December 23, 2025
Brace yourself: Lisp ahead
Learn Lisp/Fennel Programming Against Neovim
Neovim learns Lisp; commenters cry 'Emacs déjà vu' and mock 'AI era' mantra
TLDR: A series teaches Neovim plugin building with Fennel (a Lisp), aiming at interactive, functional coding. Comments roast the repeated “AI era” pitch and joke it’s Emacs déjà vu, while supporters say it’s a solid way to learn modern development despite AI hype.

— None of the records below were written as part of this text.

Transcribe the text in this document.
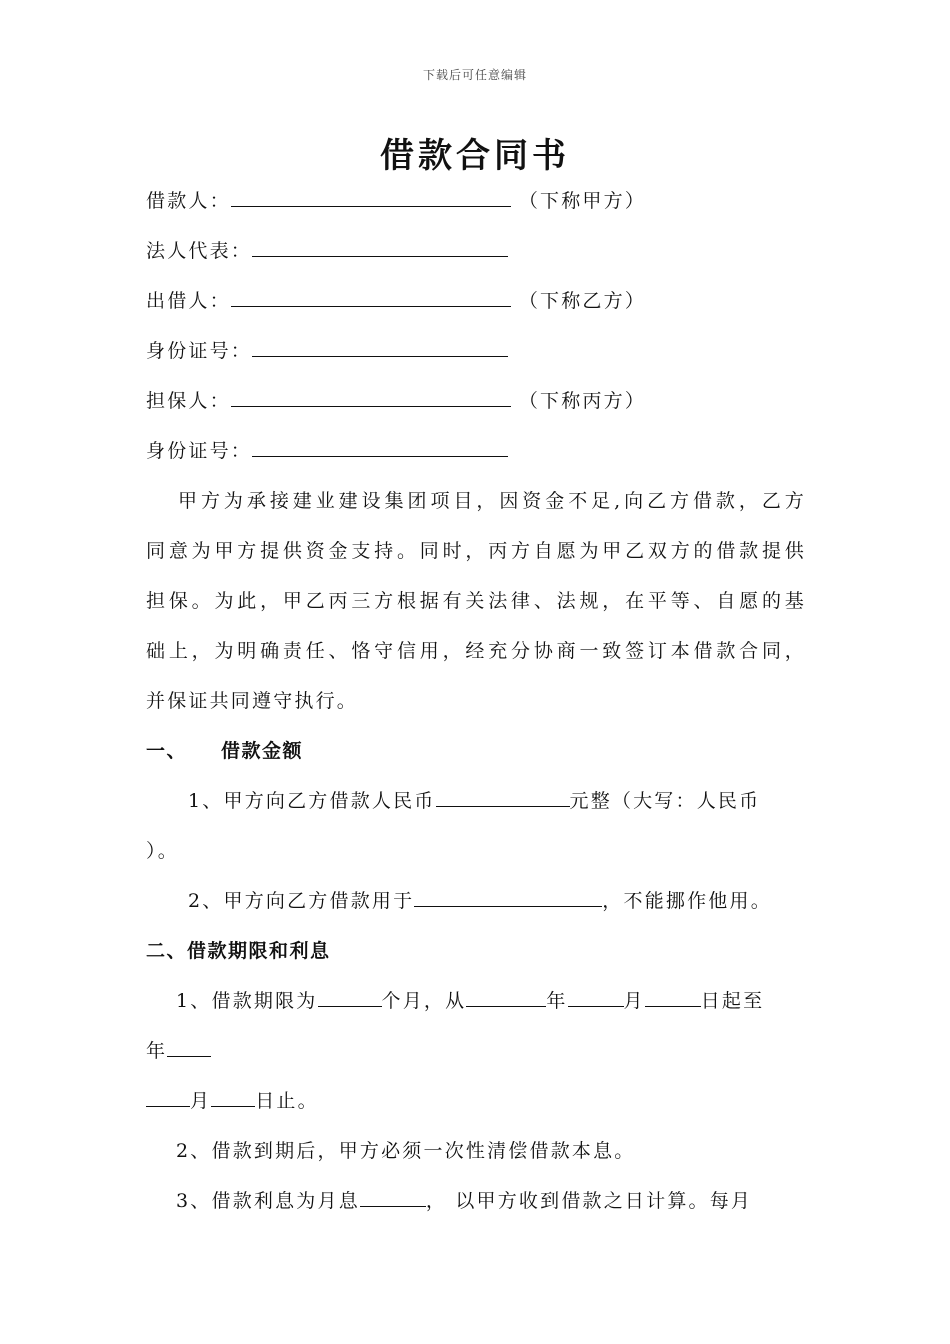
下载后可任意编辑
借款合同书
借款人：	（下称甲方）
法人代表：
出借人：	（下称乙方）
身份证号：
担保人：	（下称丙方）
身份证号：
甲方为承接建业建设集团项目，因资金不足,向乙方借款，乙方
同意为甲方提供资金支持。同时，丙方自愿为甲乙双方的借款提供
担保。为此，甲乙丙三方根据有关法律、法规，在平等、自愿的基
础上，为明确责任、恪守信用，经充分协商一致签订本借款合同，
并保证共同遵守执行。
一、 借款金额
1、甲方向乙方借款人民币	元整（大写：人民币
）。
2、甲方向乙方借款用于	，不能挪作他用。
二、借款期限和利息
1、借款期限为	个月，从	年	月	日起至
年
月 日止。
2、借款到期后，甲方必须一次性清偿借款本息。
3、借款利息为月息	， 以甲方收到借款之日计算。每月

A new series teaches how to build plugins for the code editor Neovim using Fennel, a friendly Lisp that runs on Lua. The author pitches it as a guide to “interactive development” and “functional programming,” with chapters on parentheses-based editing, pure functions, and even macros—while repeating the phrase “in the AI era” like a hype track. The crowd noticed. One top comment rolled its eyes at the slogan, turning the thread into a running gag: how many times did they say it? Meanwhile, old-school devs hit snooze on the novelty, joking that turning a text editor into a full development environment with Lisp is basically Emacs cosplay. Cue the meme wars: “Neovim becoming Emacs” jokes, “brace vs parenthesis” quips, and the inevitable drinking game for every AI mention. Still, some readers cheered the series for making big ideas accessible, arguing that even if AI helps write code, humans still need to debug and think—exactly the author’s point. Others pushed back: why reinvent the wheel when we have mature tools? Love it or roast it, the thread proves one thing—Lisp dreams never die, they just switch editors.
Key Points
- •The series teaches Neovim plugin development using Fennel to explain Lisp, functional programming, and interactive development.
- •It provides setup guidance, including installation, plugins, formatting, and introduces Lua interoperability and LuaRocks.
- •A Fennel crash course covers Lisp syntax and core language constructs, plus extensions for Lua tables and the nfnl library.
- •Advanced topics include interactive development commands, S-expression editing, macros, data-oriented programming, and FP idioms.
- •Practical sections progress from Hello World plugins to standard architecture and debugging, with case studies like auto-conjure, a Conjure Piglet client, and WebSocket.